19-Oct-2006 -- Our Explore! tour of the wilds of northern Madagascar soon became a tour of the country's Confluences. No sooner had my merry band conquered 14S 50E then crazed chants of "13-49" filled the air! On close inspection of the map I realized there could be something in it as our intended camping location in a few days' time appeared eerily close to the Confluence.
The Ankarana massif is a huge block of limestone, 18 by 5 miles in size. Erosion has produced a razor sharp surface known as 'tsingy', a phenomenon associated with, but not unique to Madagascar. The erosion has also created huge canyons and extensive cave networks leaving pockets of wildlife nestling in magical sunken forests. After spending 2 days exploring the eastern side of the park, we crossed over to the little visited southwestern corner to access the crocodile caves.
After taking lunch at 'Camping Americain', the Confluence was only 7 km away. Our crocodile caves bush camp was in the same direction and the track we took actually went within 80 meters of the Confluence.
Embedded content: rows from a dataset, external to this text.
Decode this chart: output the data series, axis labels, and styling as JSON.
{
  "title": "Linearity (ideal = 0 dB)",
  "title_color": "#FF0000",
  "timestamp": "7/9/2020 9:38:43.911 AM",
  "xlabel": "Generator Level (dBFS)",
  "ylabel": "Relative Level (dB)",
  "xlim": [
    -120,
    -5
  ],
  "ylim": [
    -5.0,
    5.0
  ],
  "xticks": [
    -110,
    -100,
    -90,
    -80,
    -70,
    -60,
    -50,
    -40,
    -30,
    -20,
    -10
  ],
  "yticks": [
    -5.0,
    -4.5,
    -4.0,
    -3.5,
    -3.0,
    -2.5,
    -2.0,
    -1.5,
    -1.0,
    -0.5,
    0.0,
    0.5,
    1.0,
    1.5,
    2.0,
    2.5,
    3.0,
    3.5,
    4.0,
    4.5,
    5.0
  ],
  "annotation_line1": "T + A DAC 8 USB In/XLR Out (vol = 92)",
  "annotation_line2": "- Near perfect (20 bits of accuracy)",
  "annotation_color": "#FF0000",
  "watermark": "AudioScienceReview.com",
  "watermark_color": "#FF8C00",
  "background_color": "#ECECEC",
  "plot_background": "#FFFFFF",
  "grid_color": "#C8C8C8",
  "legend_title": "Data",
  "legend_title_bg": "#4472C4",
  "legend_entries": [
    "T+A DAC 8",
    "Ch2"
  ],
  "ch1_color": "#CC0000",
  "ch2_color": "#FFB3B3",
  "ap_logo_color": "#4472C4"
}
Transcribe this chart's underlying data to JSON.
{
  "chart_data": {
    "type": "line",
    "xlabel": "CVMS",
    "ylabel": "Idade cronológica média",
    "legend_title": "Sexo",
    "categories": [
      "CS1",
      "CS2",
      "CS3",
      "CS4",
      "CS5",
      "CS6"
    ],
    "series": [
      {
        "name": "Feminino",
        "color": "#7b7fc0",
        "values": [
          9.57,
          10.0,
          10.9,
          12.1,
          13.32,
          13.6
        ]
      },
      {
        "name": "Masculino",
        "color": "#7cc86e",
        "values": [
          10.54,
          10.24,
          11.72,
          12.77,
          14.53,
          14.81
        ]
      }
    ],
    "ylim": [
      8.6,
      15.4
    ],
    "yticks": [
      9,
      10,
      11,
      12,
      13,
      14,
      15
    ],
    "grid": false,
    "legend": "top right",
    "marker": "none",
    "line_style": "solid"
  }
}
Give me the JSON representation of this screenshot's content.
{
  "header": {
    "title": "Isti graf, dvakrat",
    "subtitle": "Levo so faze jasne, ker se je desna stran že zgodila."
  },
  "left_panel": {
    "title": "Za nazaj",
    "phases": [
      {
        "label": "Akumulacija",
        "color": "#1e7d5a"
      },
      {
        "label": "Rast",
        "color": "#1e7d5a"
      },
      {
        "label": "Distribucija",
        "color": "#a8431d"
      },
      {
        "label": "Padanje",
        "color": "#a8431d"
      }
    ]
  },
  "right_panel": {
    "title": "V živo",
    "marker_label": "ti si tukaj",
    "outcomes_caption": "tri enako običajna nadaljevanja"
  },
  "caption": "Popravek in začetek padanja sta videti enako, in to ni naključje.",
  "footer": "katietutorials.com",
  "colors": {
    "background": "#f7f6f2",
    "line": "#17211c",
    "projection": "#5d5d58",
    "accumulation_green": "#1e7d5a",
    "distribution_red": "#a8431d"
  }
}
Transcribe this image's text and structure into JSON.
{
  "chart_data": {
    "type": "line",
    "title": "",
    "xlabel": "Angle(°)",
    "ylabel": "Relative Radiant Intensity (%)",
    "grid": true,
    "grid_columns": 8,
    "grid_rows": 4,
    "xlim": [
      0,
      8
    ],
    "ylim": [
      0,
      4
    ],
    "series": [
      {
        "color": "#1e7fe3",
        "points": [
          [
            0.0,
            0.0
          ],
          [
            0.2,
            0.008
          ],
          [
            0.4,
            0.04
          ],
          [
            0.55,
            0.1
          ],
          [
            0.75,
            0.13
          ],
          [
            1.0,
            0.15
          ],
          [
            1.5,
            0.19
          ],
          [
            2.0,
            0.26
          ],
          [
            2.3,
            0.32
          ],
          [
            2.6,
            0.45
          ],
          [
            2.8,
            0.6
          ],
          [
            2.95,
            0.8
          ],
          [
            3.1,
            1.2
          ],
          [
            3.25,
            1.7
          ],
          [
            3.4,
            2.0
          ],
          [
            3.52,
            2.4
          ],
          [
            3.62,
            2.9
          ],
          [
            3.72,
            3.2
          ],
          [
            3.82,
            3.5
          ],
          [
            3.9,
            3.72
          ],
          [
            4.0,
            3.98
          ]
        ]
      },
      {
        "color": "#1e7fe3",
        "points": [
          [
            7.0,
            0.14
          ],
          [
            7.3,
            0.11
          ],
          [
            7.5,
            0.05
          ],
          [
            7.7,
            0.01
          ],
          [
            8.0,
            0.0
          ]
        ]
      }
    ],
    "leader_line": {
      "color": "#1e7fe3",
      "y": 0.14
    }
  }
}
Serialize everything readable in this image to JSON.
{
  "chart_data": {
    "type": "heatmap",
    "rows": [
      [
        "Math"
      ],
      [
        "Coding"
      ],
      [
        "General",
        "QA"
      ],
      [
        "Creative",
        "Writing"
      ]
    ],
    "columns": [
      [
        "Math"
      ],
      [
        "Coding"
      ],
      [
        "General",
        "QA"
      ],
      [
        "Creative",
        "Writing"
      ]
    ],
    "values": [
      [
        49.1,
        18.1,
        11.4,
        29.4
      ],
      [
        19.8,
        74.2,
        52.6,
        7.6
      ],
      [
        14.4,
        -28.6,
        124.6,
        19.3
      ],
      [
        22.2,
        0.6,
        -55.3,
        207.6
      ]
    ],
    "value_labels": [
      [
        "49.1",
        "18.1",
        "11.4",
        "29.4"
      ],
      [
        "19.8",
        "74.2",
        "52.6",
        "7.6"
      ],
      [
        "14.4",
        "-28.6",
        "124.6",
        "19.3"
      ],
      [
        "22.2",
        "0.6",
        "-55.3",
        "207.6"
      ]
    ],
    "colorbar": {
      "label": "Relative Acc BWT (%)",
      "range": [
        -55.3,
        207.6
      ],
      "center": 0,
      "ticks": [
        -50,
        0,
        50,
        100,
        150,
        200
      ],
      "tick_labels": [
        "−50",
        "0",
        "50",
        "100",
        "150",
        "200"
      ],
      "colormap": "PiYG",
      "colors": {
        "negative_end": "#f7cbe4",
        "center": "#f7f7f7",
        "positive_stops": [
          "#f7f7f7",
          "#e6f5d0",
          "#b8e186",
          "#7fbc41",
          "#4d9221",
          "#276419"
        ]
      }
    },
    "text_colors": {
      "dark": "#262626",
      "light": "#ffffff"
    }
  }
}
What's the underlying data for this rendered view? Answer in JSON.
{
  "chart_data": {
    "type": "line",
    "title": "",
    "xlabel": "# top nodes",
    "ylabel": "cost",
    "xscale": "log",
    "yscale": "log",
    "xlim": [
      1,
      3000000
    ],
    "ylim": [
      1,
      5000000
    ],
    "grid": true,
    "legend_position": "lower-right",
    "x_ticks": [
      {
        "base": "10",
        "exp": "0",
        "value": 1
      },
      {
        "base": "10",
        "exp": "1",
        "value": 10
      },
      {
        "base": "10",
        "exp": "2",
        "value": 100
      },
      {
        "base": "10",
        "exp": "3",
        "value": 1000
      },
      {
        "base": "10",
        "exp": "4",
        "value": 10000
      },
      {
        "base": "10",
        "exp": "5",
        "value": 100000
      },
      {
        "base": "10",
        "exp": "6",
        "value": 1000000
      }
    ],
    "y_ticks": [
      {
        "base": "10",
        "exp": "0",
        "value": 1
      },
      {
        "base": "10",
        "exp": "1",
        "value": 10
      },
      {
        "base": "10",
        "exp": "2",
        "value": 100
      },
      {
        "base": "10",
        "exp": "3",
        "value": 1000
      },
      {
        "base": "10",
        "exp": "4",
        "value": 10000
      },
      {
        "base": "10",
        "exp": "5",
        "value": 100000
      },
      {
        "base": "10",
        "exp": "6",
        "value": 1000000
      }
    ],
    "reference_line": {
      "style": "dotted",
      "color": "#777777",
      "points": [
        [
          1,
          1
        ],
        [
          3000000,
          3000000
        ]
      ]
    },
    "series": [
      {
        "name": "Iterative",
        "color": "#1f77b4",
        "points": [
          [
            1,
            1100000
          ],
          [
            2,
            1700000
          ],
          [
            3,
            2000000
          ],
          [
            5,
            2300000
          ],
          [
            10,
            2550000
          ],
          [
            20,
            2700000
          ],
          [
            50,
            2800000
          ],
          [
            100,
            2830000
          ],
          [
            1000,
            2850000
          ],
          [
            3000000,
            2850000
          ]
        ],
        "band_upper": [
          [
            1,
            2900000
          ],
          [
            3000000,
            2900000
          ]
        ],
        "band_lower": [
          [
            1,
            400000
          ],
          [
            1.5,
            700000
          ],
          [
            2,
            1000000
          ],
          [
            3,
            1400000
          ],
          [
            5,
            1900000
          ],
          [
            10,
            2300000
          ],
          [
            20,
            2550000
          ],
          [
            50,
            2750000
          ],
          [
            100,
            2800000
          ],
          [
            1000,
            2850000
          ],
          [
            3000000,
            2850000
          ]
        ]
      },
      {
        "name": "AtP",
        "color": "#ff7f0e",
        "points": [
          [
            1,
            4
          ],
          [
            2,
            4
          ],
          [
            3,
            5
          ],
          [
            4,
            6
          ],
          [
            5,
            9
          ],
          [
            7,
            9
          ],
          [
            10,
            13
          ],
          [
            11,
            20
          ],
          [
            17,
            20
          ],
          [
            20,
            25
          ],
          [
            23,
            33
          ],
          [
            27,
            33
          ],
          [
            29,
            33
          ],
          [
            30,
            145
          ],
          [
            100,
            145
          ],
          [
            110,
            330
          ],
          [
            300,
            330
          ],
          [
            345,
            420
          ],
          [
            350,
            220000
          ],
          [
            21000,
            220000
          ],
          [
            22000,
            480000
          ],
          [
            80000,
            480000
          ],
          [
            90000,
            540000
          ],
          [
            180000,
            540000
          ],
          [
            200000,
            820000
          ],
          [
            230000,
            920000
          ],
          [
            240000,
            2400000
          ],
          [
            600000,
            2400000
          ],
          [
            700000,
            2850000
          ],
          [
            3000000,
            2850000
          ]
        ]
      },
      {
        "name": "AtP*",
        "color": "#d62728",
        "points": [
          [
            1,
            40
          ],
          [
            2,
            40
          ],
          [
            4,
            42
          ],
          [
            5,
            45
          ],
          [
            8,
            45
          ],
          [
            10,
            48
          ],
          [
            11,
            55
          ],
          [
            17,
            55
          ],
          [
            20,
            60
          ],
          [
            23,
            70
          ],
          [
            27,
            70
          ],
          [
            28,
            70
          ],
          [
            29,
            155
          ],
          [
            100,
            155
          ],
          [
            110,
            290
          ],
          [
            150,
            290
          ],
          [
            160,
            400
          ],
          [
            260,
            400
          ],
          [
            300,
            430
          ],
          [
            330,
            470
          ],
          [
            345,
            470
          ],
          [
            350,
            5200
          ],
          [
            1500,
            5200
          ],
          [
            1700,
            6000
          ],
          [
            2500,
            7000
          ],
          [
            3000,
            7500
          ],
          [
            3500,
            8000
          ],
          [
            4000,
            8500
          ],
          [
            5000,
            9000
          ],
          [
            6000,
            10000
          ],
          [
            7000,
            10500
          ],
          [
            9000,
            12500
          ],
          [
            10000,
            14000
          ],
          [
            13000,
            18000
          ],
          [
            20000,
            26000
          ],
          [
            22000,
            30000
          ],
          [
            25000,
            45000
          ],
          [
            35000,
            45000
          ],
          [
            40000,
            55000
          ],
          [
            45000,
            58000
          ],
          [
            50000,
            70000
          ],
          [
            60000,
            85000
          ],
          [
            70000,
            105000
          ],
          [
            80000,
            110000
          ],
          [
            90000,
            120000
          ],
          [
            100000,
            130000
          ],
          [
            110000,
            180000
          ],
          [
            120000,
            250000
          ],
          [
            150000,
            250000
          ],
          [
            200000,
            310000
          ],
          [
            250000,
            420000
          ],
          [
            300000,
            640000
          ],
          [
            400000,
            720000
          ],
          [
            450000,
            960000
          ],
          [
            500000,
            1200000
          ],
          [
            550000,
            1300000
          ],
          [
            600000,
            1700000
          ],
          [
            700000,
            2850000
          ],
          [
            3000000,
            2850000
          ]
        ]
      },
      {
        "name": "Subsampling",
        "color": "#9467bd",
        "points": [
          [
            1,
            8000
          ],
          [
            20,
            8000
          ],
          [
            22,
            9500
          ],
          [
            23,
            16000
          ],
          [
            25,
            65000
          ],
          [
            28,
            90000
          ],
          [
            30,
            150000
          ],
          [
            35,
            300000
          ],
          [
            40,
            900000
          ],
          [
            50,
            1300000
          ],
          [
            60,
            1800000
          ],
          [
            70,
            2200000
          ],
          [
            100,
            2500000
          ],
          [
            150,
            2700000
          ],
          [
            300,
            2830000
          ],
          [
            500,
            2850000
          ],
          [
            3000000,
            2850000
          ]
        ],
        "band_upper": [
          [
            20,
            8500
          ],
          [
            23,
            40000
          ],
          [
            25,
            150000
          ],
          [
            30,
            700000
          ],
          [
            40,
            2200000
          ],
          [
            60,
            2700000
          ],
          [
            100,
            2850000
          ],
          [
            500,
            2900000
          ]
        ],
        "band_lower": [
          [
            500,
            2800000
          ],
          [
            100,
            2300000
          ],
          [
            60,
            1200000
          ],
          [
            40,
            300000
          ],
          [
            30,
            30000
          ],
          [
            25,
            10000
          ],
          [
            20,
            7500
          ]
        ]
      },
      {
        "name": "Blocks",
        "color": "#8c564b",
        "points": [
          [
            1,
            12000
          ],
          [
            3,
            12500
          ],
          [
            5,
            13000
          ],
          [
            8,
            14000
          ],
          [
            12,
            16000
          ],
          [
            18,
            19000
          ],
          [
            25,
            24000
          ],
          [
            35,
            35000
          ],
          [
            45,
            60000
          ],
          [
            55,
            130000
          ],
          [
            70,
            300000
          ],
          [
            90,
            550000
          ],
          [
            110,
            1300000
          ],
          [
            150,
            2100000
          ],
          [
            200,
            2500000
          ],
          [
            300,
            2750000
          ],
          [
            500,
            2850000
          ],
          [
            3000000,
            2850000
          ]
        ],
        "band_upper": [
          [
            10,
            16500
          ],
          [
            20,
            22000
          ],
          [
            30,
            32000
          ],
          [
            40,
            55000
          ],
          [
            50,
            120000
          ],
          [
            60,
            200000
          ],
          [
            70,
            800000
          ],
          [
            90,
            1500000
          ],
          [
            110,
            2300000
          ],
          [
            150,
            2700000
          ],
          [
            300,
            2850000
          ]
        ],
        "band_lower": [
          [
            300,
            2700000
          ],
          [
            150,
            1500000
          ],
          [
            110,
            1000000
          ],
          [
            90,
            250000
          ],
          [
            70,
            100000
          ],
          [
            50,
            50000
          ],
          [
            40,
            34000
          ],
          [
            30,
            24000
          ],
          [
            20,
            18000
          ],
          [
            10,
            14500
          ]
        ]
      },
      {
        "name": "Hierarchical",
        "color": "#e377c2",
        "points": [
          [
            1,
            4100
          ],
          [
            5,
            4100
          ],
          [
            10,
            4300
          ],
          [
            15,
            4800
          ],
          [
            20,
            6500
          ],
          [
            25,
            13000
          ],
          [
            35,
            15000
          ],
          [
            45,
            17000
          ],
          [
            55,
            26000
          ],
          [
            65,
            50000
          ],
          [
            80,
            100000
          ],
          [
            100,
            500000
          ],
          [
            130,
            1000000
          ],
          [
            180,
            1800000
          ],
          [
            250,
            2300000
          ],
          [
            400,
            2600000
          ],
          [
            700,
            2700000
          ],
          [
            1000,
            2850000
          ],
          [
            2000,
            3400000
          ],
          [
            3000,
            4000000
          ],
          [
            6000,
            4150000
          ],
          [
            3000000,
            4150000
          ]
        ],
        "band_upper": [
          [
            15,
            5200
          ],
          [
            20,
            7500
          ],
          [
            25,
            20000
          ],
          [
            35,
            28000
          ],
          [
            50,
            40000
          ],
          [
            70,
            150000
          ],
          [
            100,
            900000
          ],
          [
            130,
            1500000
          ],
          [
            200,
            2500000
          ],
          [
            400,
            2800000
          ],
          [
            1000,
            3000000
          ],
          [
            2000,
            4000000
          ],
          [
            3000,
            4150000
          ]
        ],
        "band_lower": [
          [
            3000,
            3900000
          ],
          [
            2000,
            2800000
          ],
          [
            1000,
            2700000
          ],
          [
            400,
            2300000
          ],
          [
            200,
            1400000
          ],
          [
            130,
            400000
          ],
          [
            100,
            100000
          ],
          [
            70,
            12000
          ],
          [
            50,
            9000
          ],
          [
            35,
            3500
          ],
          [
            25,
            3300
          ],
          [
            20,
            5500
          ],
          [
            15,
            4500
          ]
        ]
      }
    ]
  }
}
We continued to the campsite, right in the mouth of the crocodile caves, ending up a mere 1.2 km away. After surviving the night, free from crocodilian interference, my diehard gang of travel warriors battled their way back to the Confluence against all the odds while on an early morning bird walk.
The exact spot fell on the edge of a large field. The huge limestone cliffs that can be seen from the photos are part of the Ankarana massif.